Valid point, I did not spent any thought right now. If the (partial) data (stored on both devices) will be sent to central server together with a Hash generated out of the IDs of both parties, a single user may not send arbitrary data. A single (partially) dataset will not be able to be combined with a second (partially) dataset unless a second dataset is sent using the same Hash. Off course, if someone would like to generate false data, he may generate a Hash and may sent two (partially) datasets to produce a false dataset. This could be avoided by cryptologic measures. I.e., if a secret is part of the Hash and anyone has generated without a valid secret, this data is to be identified as invalid.

An other option would to sent an identifier to authenticate the communication partner. However, as I do not know the transmission protocol, I do not know if there is a chance to do so (authentication might be required to transmit the IDs securely).

What exactly is used as the ID (A-ID and B-ID)? The Temporary Exposure Keys?

Yes, I would guess the Exposure Key can be used, as they are exchanged. The only thing required is to distinguishes them in an A-ID and a B-ID to identify the 'right' part of data stored at the local device.

Thank you again for the kind review. I hope my answers are fine - otherwise please come back again.

Cheers, Helmut

HEAK20 commented 3 years ago

Sorry, I closed this item by accident ...

heinezen commented 3 years ago

Hey @HEAK20 ,

Sorry for not coming back to this sooner. I think a big problem with your approach is that introducing identifiers and shared secrets to the workflow of the app would be that it would make encounters between two devices identifiable on the server side. Keep in mind that part of the reason why people use the app is that even the CWA dev team and the RKI cannot know (by design) if two people had an encounter. Identifiers would not be anonymous even if they are only stored for a short time.

Maybe you can think of a better exchange protocol that ensures both users are authorized while keeping the encounter anonymous.

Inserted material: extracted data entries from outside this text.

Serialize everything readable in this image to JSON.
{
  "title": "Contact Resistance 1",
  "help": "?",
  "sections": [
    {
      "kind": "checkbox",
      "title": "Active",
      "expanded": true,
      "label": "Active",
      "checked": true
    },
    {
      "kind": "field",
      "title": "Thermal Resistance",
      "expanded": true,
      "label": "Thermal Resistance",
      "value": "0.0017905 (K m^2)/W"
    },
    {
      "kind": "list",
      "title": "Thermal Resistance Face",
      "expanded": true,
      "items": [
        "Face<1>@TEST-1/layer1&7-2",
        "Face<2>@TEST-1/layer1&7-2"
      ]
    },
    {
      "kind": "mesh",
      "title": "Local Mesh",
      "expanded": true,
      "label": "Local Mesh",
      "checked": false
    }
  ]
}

I have to be a bit pedantic here because this topic touches the ore principles of the app.

Best Regards, CH


Corona-Warn-App Open Source Team

Ein-Tim commented 3 years ago

@heinezen The current process is that only infected people upload something to the server, every other user only downloads data.

If we want to keep this, it could work like this (and I think this is more or less the proposal made by @HEAK20):

Step 1: User A encounters user B, in addition to the data which is already exchanged at the moment, the location of the meeting is fetched, is splitted so that one part is saved by the Device of user A and the other part by the device of user B. The same is done with the time of the encounter.

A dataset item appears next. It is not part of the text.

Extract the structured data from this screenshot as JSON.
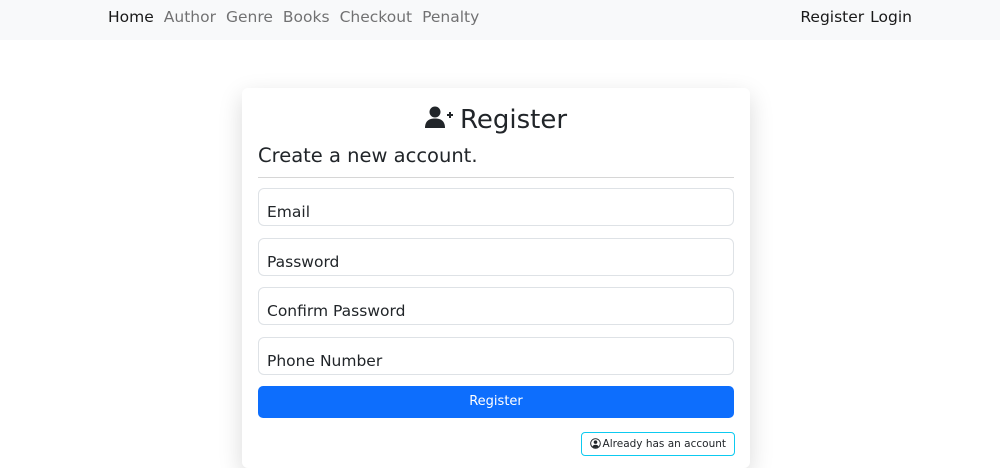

Step 2: User B is infected and uploads his DKs. In addition to the data what is already uploaded now, his parts of encounter time and encounter location is uploaded. On the server only the half/incomplete location & half/incomplete time is received.

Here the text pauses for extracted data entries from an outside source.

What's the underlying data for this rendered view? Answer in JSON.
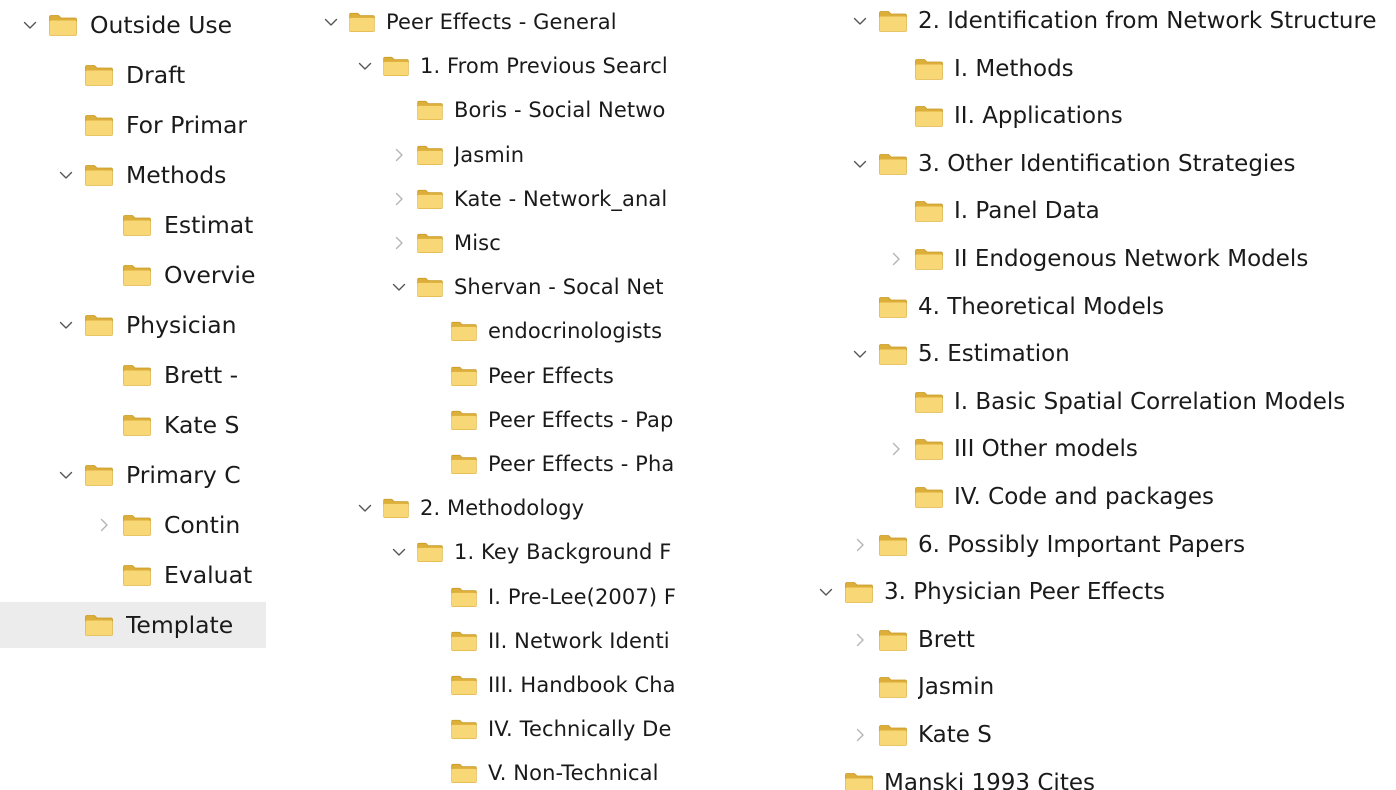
{
  "colors": {
    "folder_back": "#dcae3a",
    "folder_front": "#f8d776",
    "folder_edge": "#c99a24",
    "selection": "#ececec",
    "chevron_dark": "#555555",
    "chevron_light": "#b4b4b4"
  },
  "panes": [
    {
      "name": "tree-pane-outside-use",
      "rows": [
        {
          "label": "Outside Use",
          "depth": 0,
          "chevron": "down",
          "chevron_tone": "dark"
        },
        {
          "label": "Draft",
          "depth": 1,
          "chevron": "none"
        },
        {
          "label": "For Primar",
          "depth": 1,
          "chevron": "none"
        },
        {
          "label": "Methods",
          "depth": 1,
          "chevron": "down",
          "chevron_tone": "dark"
        },
        {
          "label": "Estimat",
          "depth": 2,
          "chevron": "none"
        },
        {
          "label": "Overvie",
          "depth": 2,
          "chevron": "none"
        },
        {
          "label": "Physician",
          "depth": 1,
          "chevron": "down",
          "chevron_tone": "dark"
        },
        {
          "label": "Brett -",
          "depth": 2,
          "chevron": "none"
        },
        {
          "label": "Kate S",
          "depth": 2,
          "chevron": "none"
        },
        {
          "label": "Primary C",
          "depth": 1,
          "chevron": "down",
          "chevron_tone": "dark"
        },
        {
          "label": "Contin",
          "depth": 2,
          "chevron": "right",
          "chevron_tone": "light"
        },
        {
          "label": "Evaluat",
          "depth": 2,
          "chevron": "none"
        },
        {
          "label": "Template",
          "depth": 1,
          "chevron": "none",
          "selected": true
        }
      ]
    },
    {
      "name": "tree-pane-peer-effects-general",
      "rows": [
        {
          "label": "Peer Effects - General",
          "depth": 0,
          "chevron": "down",
          "chevron_tone": "dark"
        },
        {
          "label": "1. From Previous Searcl",
          "depth": 1,
          "chevron": "down",
          "chevron_tone": "dark"
        },
        {
          "label": "Boris - Social Netwo",
          "depth": 2,
          "chevron": "none"
        },
        {
          "label": "Jasmin",
          "depth": 2,
          "chevron": "right",
          "chevron_tone": "light"
        },
        {
          "label": "Kate - Network_anal",
          "depth": 2,
          "chevron": "right",
          "chevron_tone": "light"
        },
        {
          "label": "Misc",
          "depth": 2,
          "chevron": "right",
          "chevron_tone": "light"
        },
        {
          "label": "Shervan - Socal Net",
          "depth": 2,
          "chevron": "down",
          "chevron_tone": "dark"
        },
        {
          "label": "endocrinologists",
          "depth": 3,
          "chevron": "none"
        },
        {
          "label": "Peer Effects",
          "depth": 3,
          "chevron": "none"
        },
        {
          "label": "Peer Effects - Pap",
          "depth": 3,
          "chevron": "none"
        },
        {
          "label": "Peer Effects - Pha",
          "depth": 3,
          "chevron": "none"
        },
        {
          "label": "2. Methodology",
          "depth": 1,
          "chevron": "down",
          "chevron_tone": "dark"
        },
        {
          "label": "1. Key Background F",
          "depth": 2,
          "chevron": "down",
          "chevron_tone": "dark"
        },
        {
          "label": "I. Pre-Lee(2007) F",
          "depth": 3,
          "chevron": "none"
        },
        {
          "label": "II. Network Identi",
          "depth": 3,
          "chevron": "none"
        },
        {
          "label": "III. Handbook Cha",
          "depth": 3,
          "chevron": "none"
        },
        {
          "label": "IV. Technically De",
          "depth": 3,
          "chevron": "none"
        },
        {
          "label": "V. Non-Technical",
          "depth": 3,
          "chevron": "none"
        }
      ]
    },
    {
      "name": "tree-pane-methodology-continued",
      "rows": [
        {
          "label": "2. Identification from Network Structure",
          "depth": 1,
          "chevron": "down",
          "chevron_tone": "dark"
        },
        {
          "label": "I. Methods",
          "depth": 2,
          "chevron": "none"
        },
        {
          "label": "II. Applications",
          "depth": 2,
          "chevron": "none"
        },
        {
          "label": "3. Other Identification Strategies",
          "depth": 1,
          "chevron": "down",
          "chevron_tone": "dark"
        },
        {
          "label": "I. Panel Data",
          "depth": 2,
          "chevron": "none"
        },
        {
          "label": "II Endogenous Network Models",
          "depth": 2,
          "chevron": "right",
          "chevron_tone": "light"
        },
        {
          "label": "4. Theoretical Models",
          "depth": 1,
          "chevron": "none"
        },
        {
          "label": "5. Estimation",
          "depth": 1,
          "chevron": "down",
          "chevron_tone": "dark"
        },
        {
          "label": "I. Basic Spatial Correlation Models",
          "depth": 2,
          "chevron": "none"
        },
        {
          "label": "III Other models",
          "depth": 2,
          "chevron": "right",
          "chevron_tone": "light"
        },
        {
          "label": "IV. Code and packages",
          "depth": 2,
          "chevron": "none"
        },
        {
          "label": "6. Possibly Important Papers",
          "depth": 1,
          "chevron": "right",
          "chevron_tone": "light"
        },
        {
          "label": "3. Physician Peer Effects",
          "depth": 0,
          "chevron": "down",
          "chevron_tone": "dark"
        },
        {
          "label": "Brett",
          "depth": 1,
          "chevron": "right",
          "chevron_tone": "light"
        },
        {
          "label": "Jasmin",
          "depth": 1,
          "chevron": "none"
        },
        {
          "label": "Kate S",
          "depth": 1,
          "chevron": "right",
          "chevron_tone": "light"
        },
        {
          "label": "Manski 1993 Cites",
          "depth": 0,
          "chevron": "none"
        }
      ]
    }
  ]
}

Step 3: User A downloads the data from the server. The App/ENF remembers which location & time part of the locally stored parts fits to the ones downloaded from the server & completes them. This only happens locally on the device, not on the server.

HEAK20 commented 3 years ago

@Ein-Tim: Yes you are right. You summed up the basic idea.

@heinezen: Additional secrects and additional cryptography will only be required to avoid fraud by sending arbitrary location data. I did not spent to much toughs on it. As I understand, the function proposed is to be implemented in the ENF. I have some hope, that the ENF secures the communication between devices :-)

Central Server part

In respect to the three steps listed above by @Ein-Tim, I would like to recommend a forth step: The information on contact location & time shall be reported to a central server (i.e. the one, the CWA is connected with), as this would allow analysis on hot spot locations and events that could be shared with the public.

This can be done anonymously: both users shall transmit a hash (that is unique for their contact and can be generated aut of the IDs and/or location and time) and the fetched location & time data to central server. Using the hash, the Server is able to reconstruct location & time.

Once again, thank you all for kindly evaluating my proposal.